Gezeigt wurde die Ausstellung, die unter anderem vom Schweizer Aussendepartement EDA unterstützt wird, erstmals 2017 in der Schweizer Botschaft in Berlin. Seither wurde sie in insgesamt 26 Sprachen in zahlreichen Städten im In- und Ausland präsentiert, unter anderem auch im Hauptgebäude der UNO in New York. Zurzeit ist die Ausstellung an mehreren Orten zu sehen, darunter auch an der Gedenkstätte für jüdische Flüchtlinge in Basel-Riehen. Ein Teil der Ausstellung wurde zudem zum festen Bestandteil der Dauerausstellung zur Schweizer Geschichte des Landesmuseums in Zürich.



Einblick in die Wanderausstellung bei ihrer Eröffnung in der Schweizer Botschaft in Berlin im März 2017 (Bild oben) und vor dem UNO-Gebäude in Genf anlässlich des internationalen Holocaust-Gedenktag vom 27. Januar 2024 (Bild unten).

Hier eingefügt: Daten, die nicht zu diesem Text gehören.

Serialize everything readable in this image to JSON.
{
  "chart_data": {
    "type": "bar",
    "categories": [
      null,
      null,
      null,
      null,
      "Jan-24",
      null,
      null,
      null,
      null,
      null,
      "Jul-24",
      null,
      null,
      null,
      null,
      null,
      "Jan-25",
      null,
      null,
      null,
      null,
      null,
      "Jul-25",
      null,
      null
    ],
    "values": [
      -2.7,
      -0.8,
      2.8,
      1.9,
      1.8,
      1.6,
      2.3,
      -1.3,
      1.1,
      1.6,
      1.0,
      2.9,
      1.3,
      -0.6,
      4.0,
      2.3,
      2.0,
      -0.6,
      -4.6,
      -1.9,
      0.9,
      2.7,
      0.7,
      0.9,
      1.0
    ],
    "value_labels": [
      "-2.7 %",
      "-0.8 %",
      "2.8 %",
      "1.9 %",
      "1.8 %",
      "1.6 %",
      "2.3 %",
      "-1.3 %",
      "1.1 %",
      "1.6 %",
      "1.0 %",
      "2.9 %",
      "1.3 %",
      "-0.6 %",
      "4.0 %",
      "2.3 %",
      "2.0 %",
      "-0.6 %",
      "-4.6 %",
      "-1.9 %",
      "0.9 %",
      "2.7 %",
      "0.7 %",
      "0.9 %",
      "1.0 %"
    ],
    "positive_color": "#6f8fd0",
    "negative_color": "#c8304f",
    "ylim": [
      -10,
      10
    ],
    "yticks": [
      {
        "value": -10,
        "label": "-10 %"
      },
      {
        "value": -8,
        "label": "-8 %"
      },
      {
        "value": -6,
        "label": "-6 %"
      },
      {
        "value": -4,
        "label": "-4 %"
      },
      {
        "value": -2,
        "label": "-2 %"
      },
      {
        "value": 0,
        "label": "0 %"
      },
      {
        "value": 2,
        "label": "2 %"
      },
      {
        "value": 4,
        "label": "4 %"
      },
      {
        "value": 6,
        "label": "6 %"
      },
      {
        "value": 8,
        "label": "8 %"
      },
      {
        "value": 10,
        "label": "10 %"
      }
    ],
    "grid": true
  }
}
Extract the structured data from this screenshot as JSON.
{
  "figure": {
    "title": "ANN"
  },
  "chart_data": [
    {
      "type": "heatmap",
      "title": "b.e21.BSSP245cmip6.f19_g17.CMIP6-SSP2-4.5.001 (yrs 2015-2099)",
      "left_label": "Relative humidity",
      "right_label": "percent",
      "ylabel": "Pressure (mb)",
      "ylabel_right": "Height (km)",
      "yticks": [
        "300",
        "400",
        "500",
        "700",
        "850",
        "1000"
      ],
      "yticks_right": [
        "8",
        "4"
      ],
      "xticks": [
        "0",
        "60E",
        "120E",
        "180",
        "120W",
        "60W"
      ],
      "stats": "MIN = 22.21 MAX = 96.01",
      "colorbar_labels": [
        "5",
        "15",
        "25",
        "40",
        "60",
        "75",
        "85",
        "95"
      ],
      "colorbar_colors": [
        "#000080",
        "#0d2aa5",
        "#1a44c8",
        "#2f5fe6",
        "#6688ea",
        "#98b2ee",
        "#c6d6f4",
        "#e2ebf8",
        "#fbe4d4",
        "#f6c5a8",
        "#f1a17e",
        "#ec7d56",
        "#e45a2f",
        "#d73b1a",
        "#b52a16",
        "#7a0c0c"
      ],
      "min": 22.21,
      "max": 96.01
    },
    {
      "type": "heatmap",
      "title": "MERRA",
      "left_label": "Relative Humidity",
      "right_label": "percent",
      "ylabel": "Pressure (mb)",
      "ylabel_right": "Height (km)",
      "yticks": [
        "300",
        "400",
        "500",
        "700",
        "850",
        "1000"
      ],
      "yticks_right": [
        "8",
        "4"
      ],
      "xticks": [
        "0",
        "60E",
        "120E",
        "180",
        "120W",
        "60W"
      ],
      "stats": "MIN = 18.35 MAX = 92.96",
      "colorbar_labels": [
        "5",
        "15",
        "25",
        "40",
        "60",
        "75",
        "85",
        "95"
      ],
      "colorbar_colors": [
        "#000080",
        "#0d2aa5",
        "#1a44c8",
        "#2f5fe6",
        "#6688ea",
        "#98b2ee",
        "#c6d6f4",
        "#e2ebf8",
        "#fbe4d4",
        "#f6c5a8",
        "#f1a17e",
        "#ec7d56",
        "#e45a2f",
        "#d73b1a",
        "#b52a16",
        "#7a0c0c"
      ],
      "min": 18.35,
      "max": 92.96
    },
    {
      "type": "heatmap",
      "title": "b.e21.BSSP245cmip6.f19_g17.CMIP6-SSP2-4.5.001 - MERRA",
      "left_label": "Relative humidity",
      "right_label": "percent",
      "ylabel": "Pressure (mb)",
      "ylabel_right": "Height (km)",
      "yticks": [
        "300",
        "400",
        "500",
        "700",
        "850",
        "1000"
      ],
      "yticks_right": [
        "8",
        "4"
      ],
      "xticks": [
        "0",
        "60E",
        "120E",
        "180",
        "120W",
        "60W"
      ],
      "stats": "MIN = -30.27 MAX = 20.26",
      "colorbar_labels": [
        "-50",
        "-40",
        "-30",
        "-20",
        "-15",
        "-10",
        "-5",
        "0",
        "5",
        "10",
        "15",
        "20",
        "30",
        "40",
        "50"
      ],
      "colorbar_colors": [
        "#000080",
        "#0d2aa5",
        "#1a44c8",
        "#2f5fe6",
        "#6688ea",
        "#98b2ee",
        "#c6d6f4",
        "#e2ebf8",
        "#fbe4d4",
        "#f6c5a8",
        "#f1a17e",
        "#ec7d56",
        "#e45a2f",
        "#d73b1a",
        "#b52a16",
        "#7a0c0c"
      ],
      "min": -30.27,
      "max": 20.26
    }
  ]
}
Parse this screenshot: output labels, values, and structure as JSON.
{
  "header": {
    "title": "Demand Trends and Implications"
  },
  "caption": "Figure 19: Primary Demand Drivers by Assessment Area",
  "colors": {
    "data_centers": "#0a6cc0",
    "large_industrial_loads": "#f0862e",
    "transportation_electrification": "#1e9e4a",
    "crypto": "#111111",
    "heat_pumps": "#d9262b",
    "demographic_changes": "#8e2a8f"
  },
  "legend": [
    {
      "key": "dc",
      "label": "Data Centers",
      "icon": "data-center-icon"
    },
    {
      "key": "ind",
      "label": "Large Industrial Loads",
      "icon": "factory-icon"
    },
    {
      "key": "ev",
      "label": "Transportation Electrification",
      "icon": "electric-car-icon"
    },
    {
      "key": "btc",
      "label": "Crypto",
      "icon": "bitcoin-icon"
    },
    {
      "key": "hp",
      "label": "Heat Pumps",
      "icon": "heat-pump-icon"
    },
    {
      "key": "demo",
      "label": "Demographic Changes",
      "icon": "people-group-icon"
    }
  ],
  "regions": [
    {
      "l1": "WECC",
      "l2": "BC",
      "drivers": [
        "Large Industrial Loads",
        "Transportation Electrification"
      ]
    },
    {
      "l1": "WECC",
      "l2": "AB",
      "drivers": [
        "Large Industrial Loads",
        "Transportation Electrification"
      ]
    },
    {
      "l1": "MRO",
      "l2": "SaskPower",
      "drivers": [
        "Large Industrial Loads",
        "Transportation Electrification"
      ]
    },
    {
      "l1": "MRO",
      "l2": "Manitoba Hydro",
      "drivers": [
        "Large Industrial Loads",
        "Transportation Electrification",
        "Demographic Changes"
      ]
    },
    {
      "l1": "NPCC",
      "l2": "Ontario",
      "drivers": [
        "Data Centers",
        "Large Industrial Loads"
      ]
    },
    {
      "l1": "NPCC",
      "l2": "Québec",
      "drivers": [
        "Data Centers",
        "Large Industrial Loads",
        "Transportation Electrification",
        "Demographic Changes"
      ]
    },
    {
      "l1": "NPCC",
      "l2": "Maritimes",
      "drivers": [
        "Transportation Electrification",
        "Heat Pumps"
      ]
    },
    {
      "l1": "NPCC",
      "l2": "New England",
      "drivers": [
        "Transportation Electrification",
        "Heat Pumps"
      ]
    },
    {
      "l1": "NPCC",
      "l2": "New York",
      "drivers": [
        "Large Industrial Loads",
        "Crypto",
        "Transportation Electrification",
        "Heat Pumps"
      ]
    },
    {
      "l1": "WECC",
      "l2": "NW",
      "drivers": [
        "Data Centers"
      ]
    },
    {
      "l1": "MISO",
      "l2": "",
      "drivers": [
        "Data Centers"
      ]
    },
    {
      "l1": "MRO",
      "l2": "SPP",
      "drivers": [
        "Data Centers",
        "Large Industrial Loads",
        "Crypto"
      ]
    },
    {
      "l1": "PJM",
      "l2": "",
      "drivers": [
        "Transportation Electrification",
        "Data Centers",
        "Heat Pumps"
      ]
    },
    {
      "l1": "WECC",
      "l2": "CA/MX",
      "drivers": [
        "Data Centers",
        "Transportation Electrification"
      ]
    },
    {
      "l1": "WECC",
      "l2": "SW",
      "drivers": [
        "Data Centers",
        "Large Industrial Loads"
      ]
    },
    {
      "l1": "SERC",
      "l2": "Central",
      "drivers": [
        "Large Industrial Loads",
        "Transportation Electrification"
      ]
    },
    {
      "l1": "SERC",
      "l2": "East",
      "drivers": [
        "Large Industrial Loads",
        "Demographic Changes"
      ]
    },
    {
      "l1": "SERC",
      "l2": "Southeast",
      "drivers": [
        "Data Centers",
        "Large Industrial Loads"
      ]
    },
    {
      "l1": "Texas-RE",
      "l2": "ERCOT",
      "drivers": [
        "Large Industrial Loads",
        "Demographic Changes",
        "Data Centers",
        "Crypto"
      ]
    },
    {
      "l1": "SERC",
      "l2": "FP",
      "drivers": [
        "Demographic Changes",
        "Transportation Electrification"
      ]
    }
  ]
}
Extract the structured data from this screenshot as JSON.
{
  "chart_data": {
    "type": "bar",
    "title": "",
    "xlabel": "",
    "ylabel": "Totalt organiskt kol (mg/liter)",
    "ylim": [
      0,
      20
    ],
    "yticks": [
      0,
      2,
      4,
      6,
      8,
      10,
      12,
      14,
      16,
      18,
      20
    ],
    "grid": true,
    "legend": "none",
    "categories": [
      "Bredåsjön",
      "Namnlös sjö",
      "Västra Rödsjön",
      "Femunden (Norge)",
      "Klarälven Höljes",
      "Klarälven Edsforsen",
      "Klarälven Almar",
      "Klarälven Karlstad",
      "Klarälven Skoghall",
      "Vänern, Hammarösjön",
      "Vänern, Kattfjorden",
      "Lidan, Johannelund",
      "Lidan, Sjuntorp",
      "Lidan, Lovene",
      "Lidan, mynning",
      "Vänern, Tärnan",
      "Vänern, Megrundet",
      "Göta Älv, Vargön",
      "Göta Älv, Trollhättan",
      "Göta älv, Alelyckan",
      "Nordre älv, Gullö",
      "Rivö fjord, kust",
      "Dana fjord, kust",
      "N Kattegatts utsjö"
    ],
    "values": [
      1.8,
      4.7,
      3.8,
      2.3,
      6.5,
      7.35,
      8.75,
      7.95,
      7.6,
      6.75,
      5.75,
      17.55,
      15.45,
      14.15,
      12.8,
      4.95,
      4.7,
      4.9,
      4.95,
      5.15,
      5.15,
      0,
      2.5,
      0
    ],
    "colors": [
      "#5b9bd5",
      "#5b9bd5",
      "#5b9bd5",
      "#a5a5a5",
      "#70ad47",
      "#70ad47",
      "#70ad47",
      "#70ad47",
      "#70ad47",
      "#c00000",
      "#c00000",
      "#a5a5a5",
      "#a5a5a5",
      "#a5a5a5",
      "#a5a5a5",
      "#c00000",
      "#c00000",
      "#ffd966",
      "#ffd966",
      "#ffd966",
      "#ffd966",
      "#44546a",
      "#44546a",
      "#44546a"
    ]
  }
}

Die Ausstellung ist zudem auch digital verfügbar. In sieben Sprachen können sich die Besucherinnen und Besucher durch den virtuellen Ausstellungssaal führen lassen oder selber zwischen den Porträts navigieren. Diese Porträts lassen sich heranzoomen, um die Bildtafeln zu lesen und die Videointerviews anzuschauen.


Screenshot der Online-Ausstellung. Texttafeln und Videointerviews begleiten auch hier die Schwarz-Weiss-Porträts.

Die Gamaraal Foundation mit Sitz in Zürich unterstützt seit 2014 Überlebende des Holocaust. Die Ausstellung «The Last Swiss Holocaust Survivors» ist eines ihrer wichtigsten Projekte, um gegen das Vergessen des Holocaust anzugehen und den Ruf des «Nie wieder» weiterzutragen. 2018 hat sie zusammen mit dem Archiv für Zeigeschichte der ETH Zürich den renommierten Dr. Kurt Bigler-Preis für hervorragende Projekte in der Holocaust Education erhalten.